C'est cette dernière époque que nous comptons plus spécialement étudier.

Les Normands, au cours de leurs incursions sur les côtes et le long des fleuves, avaient mis à feu et à sac la moitié occidentale de la France, détruisant toute vie politique, toute organisation sociale, toutes les institutions religieuses et annihilant toutes les préoccupations d'art et de recherches scientifiques.

Lorsque les invasions de ces barbares du Nord purent être arrêtées et leur retour empêché à jamais, il y eut dans toutes les régions où ils avaient accumulé ruines et misères, un splendide réveil. Des dynasties féodales s'établirent solidement à la fin du x" siècle se partageant le territoire et gouvernant avec autorité. Ce furent elles qui surent rétablir la vie économique dans les cités et reconstituer le domaine de l'Église. On vit alors se relever de leurs ruines ou se fonder ces quantités d'abbayes et de prieurés dont le réseau serré couvrit bientôt chacune des provinces.
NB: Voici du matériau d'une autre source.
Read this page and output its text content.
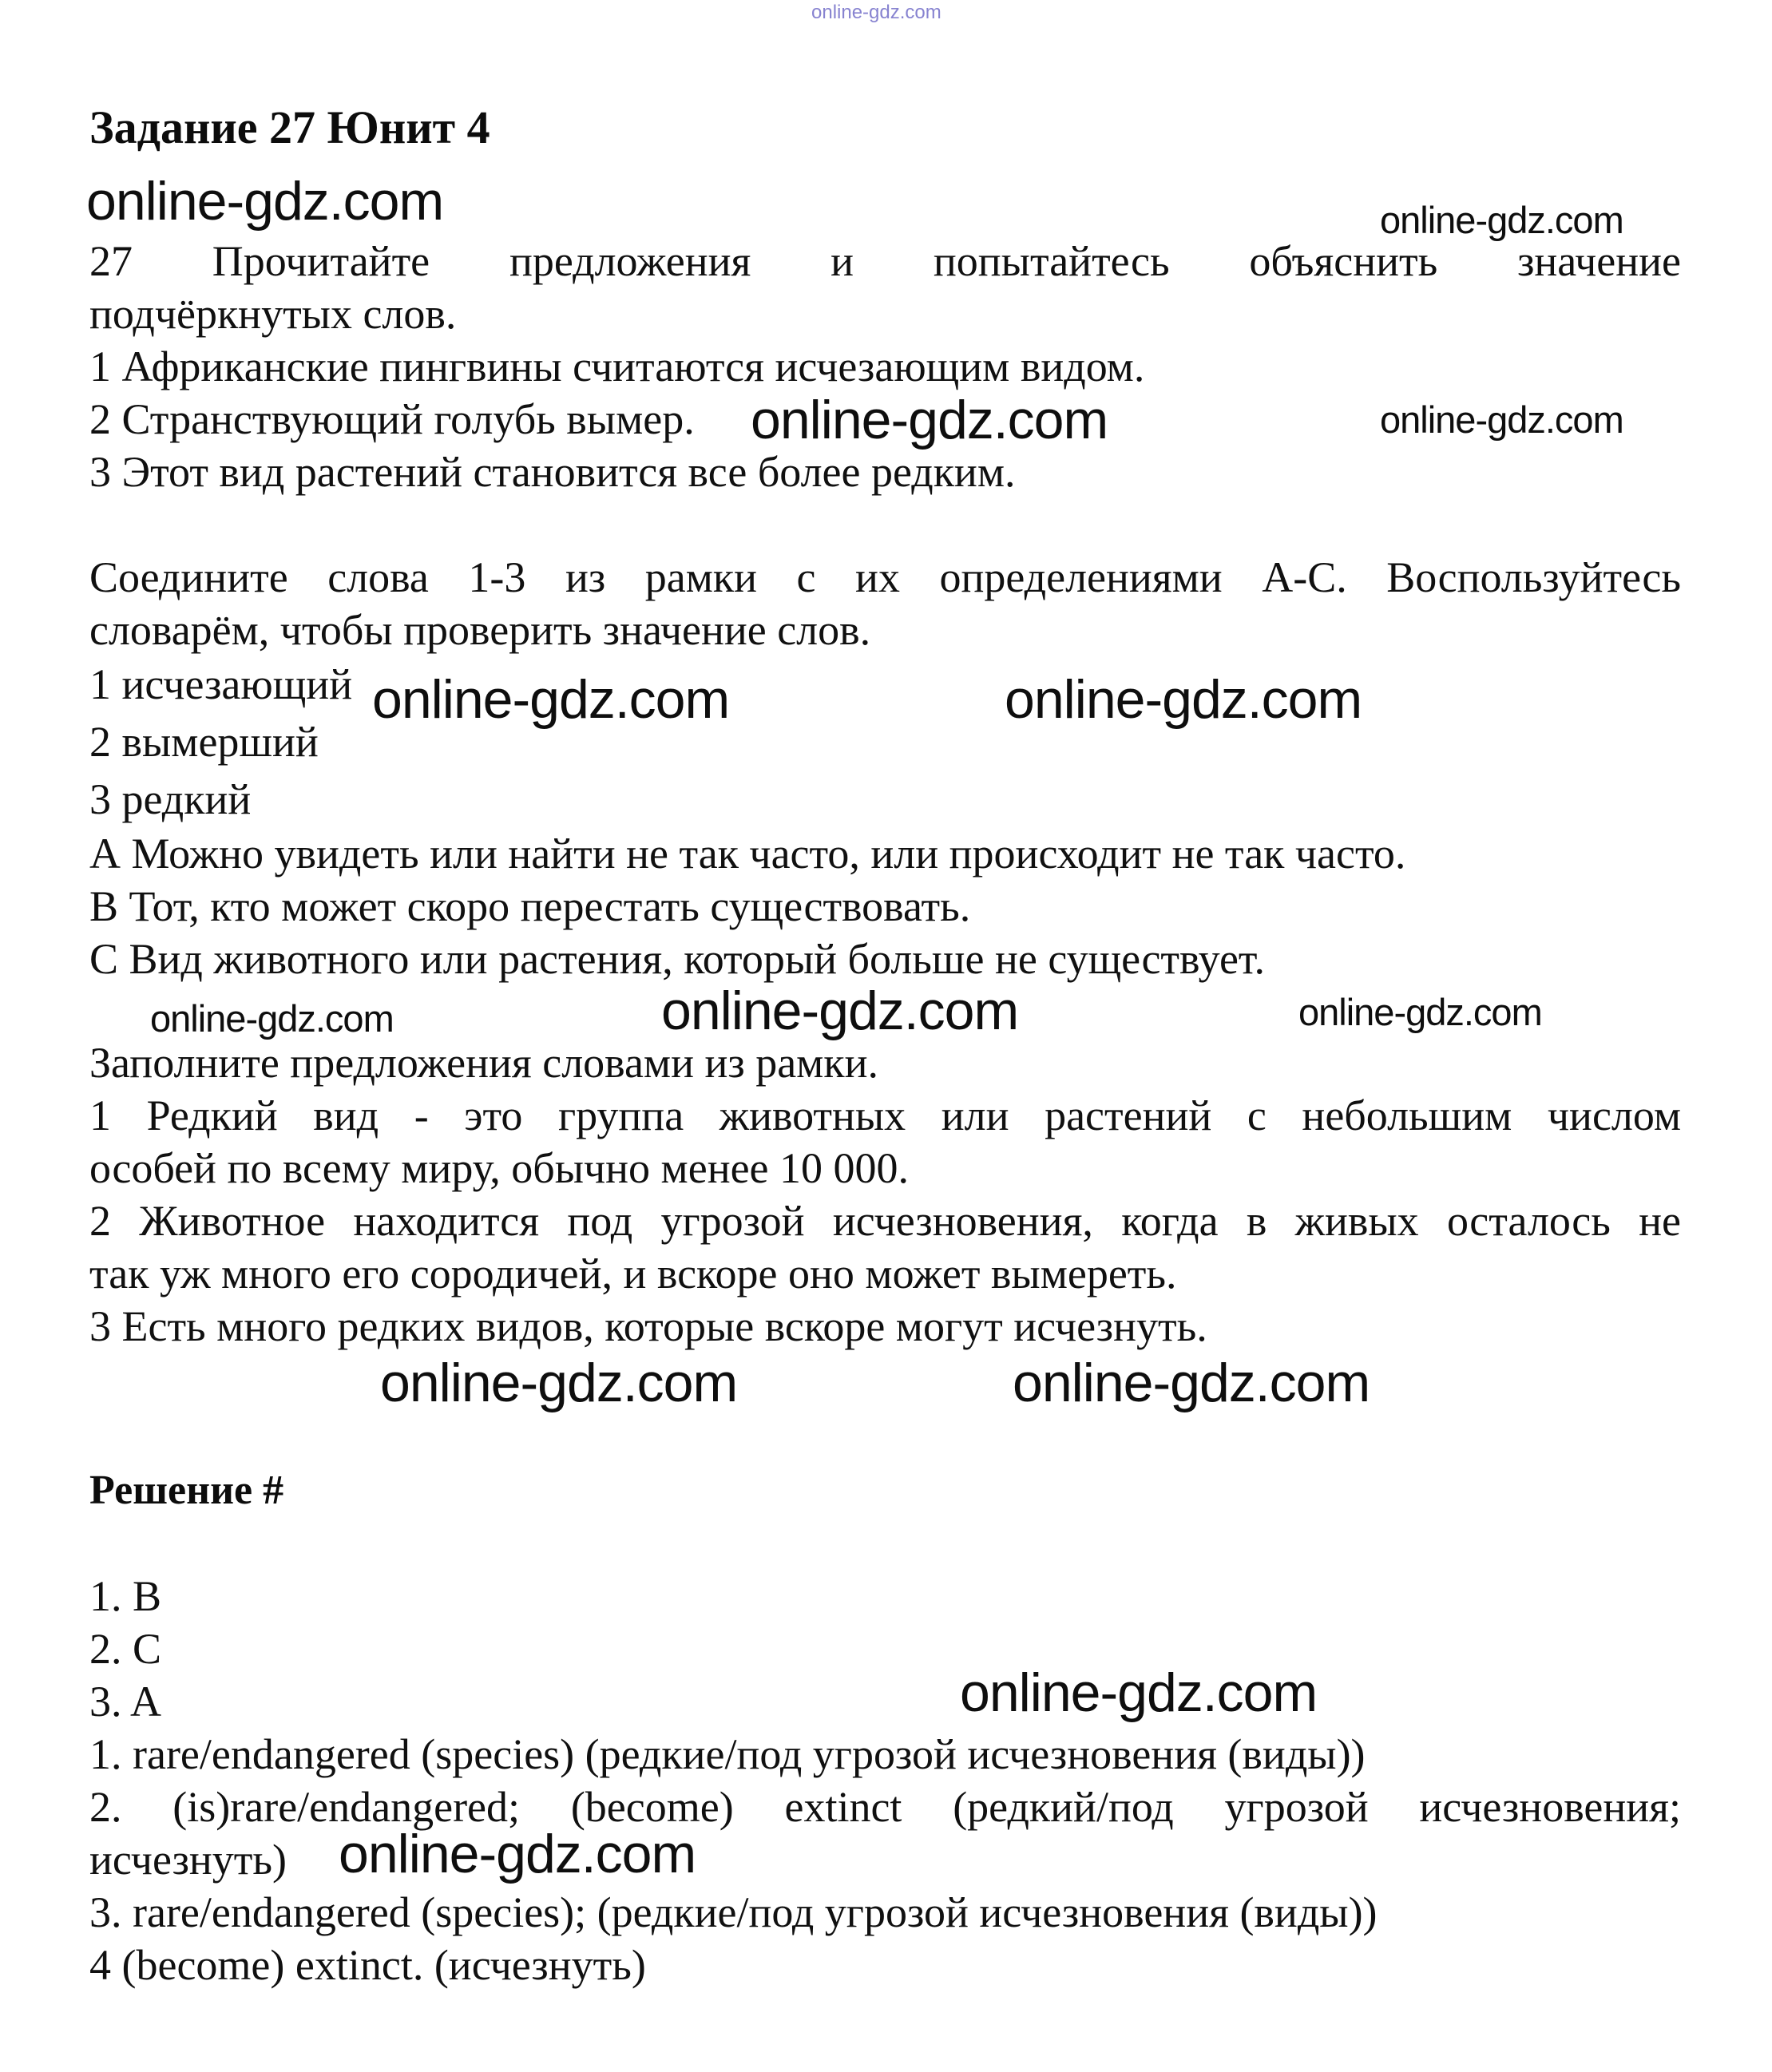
online-gdz.com
Задание 27 Юнит 4
online-gdz.com	online-gdz.com
27 Прочитайте предложения и попытайтесь объяснить значение
подчёркнутых слов.
1 Африканские пингвины считаются исчезающим видом.
2 Странствующий голубь вымер.	online-gdz.com	online-gdz.com
3 Этот вид растений становится все более редким.
Соедините слова 1-3 из рамки с их определениями А-С. Воспользуйтесь
словарём, чтобы проверить значение слов.
1 исчезающий online-gdz.com	online-gdz.com
2 вымерший
3 редкий
А Можно увидеть или найти не так часто, или происходит не так часто.
В Тот, кто может скоро перестать существовать.
С Вид животного или растения, который больше не существует.
online-gdz.com	online-gdz.com	online-gdz.com
Заполните предложения словами из рамки.
1 Редкий вид - это группа животных или растений с небольшим числом
особей по всему миру, обычно менее 10 000.
2 Животное находится под угрозой исчезновения, когда в живых осталось не
так уж много его сородичей, и вскоре оно может вымереть.
3 Есть много редких видов, которые вскоре могут исчезнуть.
online-gdz.com	online-gdz.com
Решение #
1. B
2. C
3. A	online-gdz.com
1. rare/endangered (species) (редкие/под угрозой исчезновения (виды))
2. (is)rare/endangered; (become) extinct (редкий/под угрозой исчезновения;
исчезнуть) online-gdz.com
3. rare/endangered (species); (редкие/под угрозой исчезновения (виды))
4 (become) extinct. (исчезнуть)
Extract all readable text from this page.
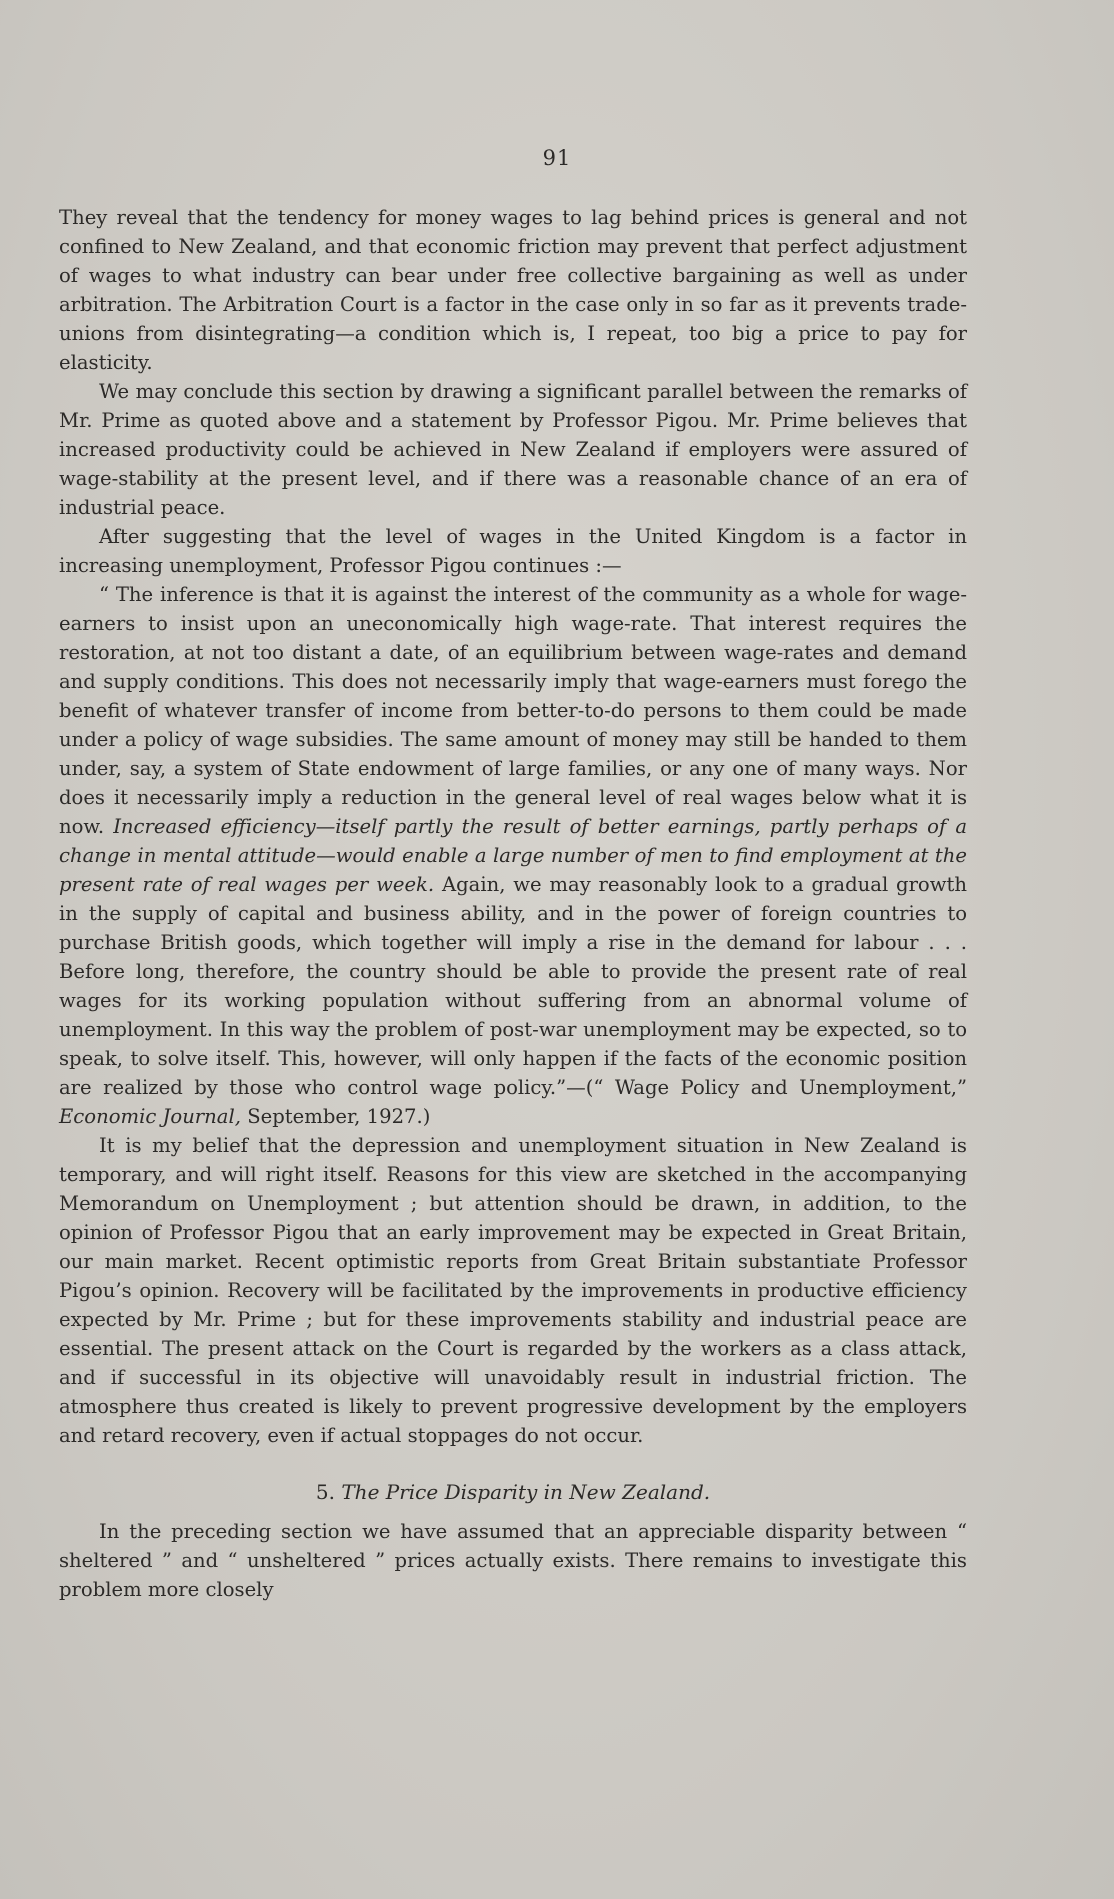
91

They reveal that the tendency for money wages to lag behind prices is general and not confined to New Zealand, and that economic friction may prevent that perfect adjustment of wages to what industry can bear under free collective bargaining as well as under arbitration. The Arbitration Court is a factor in the case only in so far as it prevents trade-unions from disintegrating—a condition which is, I repeat, too big a price to pay for elasticity.

We may conclude this section by drawing a significant parallel between the remarks of Mr. Prime as quoted above and a statement by Professor Pigou. Mr. Prime believes that increased productivity could be achieved in New Zealand if employers were assured of wage-stability at the present level, and if there was a reasonable chance of an era of industrial peace.

After suggesting that the level of wages in the United Kingdom is a factor in increasing unemployment, Professor Pigou continues :—

“ The inference is that it is against the interest of the community as a whole for wage-earners to insist upon an uneconomically high wage-rate. That interest requires the restoration, at not too distant a date, of an equilibrium between wage-rates and demand and supply conditions. This does not necessarily imply that wage-earners must forego the benefit of whatever transfer of income from better-to-do persons to them could be made under a policy of wage subsidies. The same amount of money may still be handed to them under, say, a system of State endowment of large families, or any one of many ways. Nor does it necessarily imply a reduction in the general level of real wages below what it is now. Increased efficiency—itself partly the result of better earnings, partly perhaps of a change in mental attitude—would enable a large number of men to find employment at the present rate of real wages per week. Again, we may reasonably look to a gradual growth in the supply of capital and business ability, and in the power of foreign countries to purchase British goods, which together will imply a rise in the demand for labour . . . Before long, therefore, the country should be able to provide the present rate of real wages for its working population without suffering from an abnormal volume of unemployment. In this way the problem of post-war unemployment may be expected, so to speak, to solve itself. This, however, will only happen if the facts of the economic position are realized by those who control wage policy.”—(“ Wage Policy and Unemployment,” Economic Journal, September, 1927.)

It is my belief that the depression and unemployment situation in New Zealand is temporary, and will right itself. Reasons for this view are sketched in the accompanying Memorandum on Unemployment ; but attention should be drawn, in addition, to the opinion of Professor Pigou that an early improvement may be expected in Great Britain, our main market. Recent optimistic reports from Great Britain substantiate Professor Pigou’s opinion. Recovery will be facilitated by the improvements in productive efficiency expected by Mr. Prime ; but for these improvements stability and industrial peace are essential. The present attack on the Court is regarded by the workers as a class attack, and if successful in its objective will unavoidably result in industrial friction. The atmosphere thus created is likely to prevent progressive development by the employers and retard recovery, even if actual stoppages do not occur.

5. The Price Disparity in New Zealand.

In the preceding section we have assumed that an appreciable disparity between “ sheltered ” and “ unsheltered ” prices actually exists. There remains to investigate this problem more closely
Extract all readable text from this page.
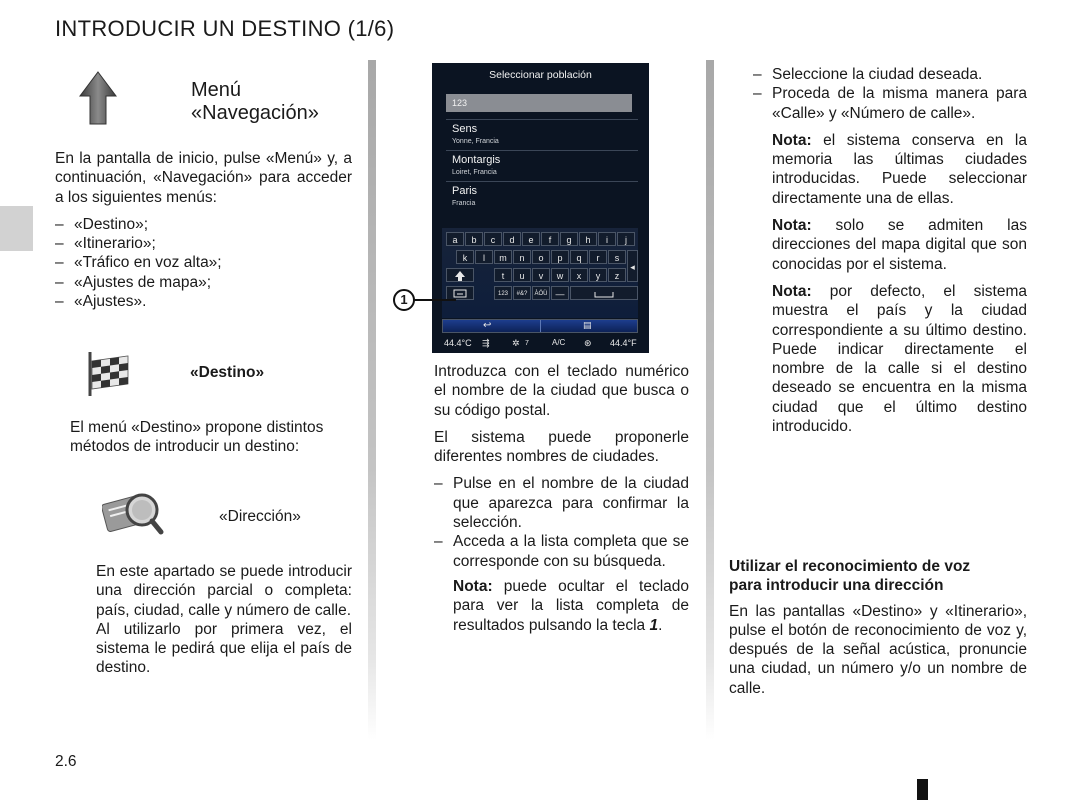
INTRODUCIR UN DESTINO (1/6)
Menú
«Navegación»

En la pantalla de inicio, pulse «Menú» y, a continuación, «Navegación» para acceder a los siguientes menús:

– «Destino»;
– «Itinerario»;
– «Tráfico en voz alta»;
– «Ajustes de mapa»;
– «Ajustes».
«Destino»
El menú «Destino» propone distintos métodos de introducir un destino:
«Dirección»
En este apartado se puede introducir una dirección parcial o completa: país, ciudad, calle y número de calle.
Al utilizarlo por primera vez, el sistema le pedirá que elija el país de destino.
2.6
Seleccionar población
123
Sens
Yonne, Francia
Montargis
Loiret, Francia
Paris
Francia
a	b	c	d	e	f	g	h	i	j
k	l	m	n	o	p	q	r	s
t	u	v	w	x	y	z
◂
123	#&?	ÀÖÜ —
↩	▤
44.4°C ⇶ ✲ 7	A/C ⊛ 44.4°F
1

Introduzca con el teclado numérico el nombre de la ciudad que busca o su código postal.

El sistema puede proponerle diferentes nombres de ciudades.

– Pulse en el nombre de la ciudad que aparezca para confirmar la selección.
– Acceda a la lista completa que se corresponde con su búsqueda.

Nota: puede ocultar el teclado para ver la lista completa de resultados pulsando la tecla 1.

– Seleccione la ciudad deseada.
– Proceda de la misma manera para «Calle» y «Número de calle».

Nota: el sistema conserva en la memoria las últimas ciudades introducidas. Puede seleccionar directamente una de ellas.

Nota: solo se admiten las direcciones del mapa digital que son conocidas por el sistema.

Nota: por defecto, el sistema muestra el país y la ciudad correspondiente a su último destino. Puede indicar directamente el nombre de la calle si el destino deseado se encuentra en la misma ciudad que el último destino introducido.

Utilizar el reconocimiento de voz
para introducir una dirección
En las pantallas «Destino» y «Itinerario», pulse el botón de reconocimiento de voz y, después de la señal acústica, pronuncie una ciudad, un número y/o un nombre de calle.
Ce fut une belle période artistique que celle qui fut marquée par l'épanouissement de cette sévère architecture romane avec ses ornements de sculpture et de peinture; par l'éclat dont brilla la langue latine avec une pléiade de poètes et d'orateurs telle qu'on n'en avait pas vu depuis le siècle de Cicéron, en même temps que s'établissait sur des bases définitives le parler français; par le développement, enfin, que prirent partout les fondations scolastiques, écoles épiscopales ou abbatiales d'où sortirent tant d'hommes de savoir.

 

A la limite de la Touraine et de l'Anjou, Emma, fille de Thibault le Tricheur, comte de Tours et de Blois, épouse de Guillaume, comte de Poitou et duc d'Aquitaine, fonda, vers l'an 990, l'abbaye de Bourgueil. Favorisée par de tels patronages, placée dans un canton des plus fertiles et dans un site agréable, la nouvelle maison, riche de biens et d'honneurs, ne tarda pas à abriter une nombreuse colonie monacale soumise à la discipline de saint Benoît.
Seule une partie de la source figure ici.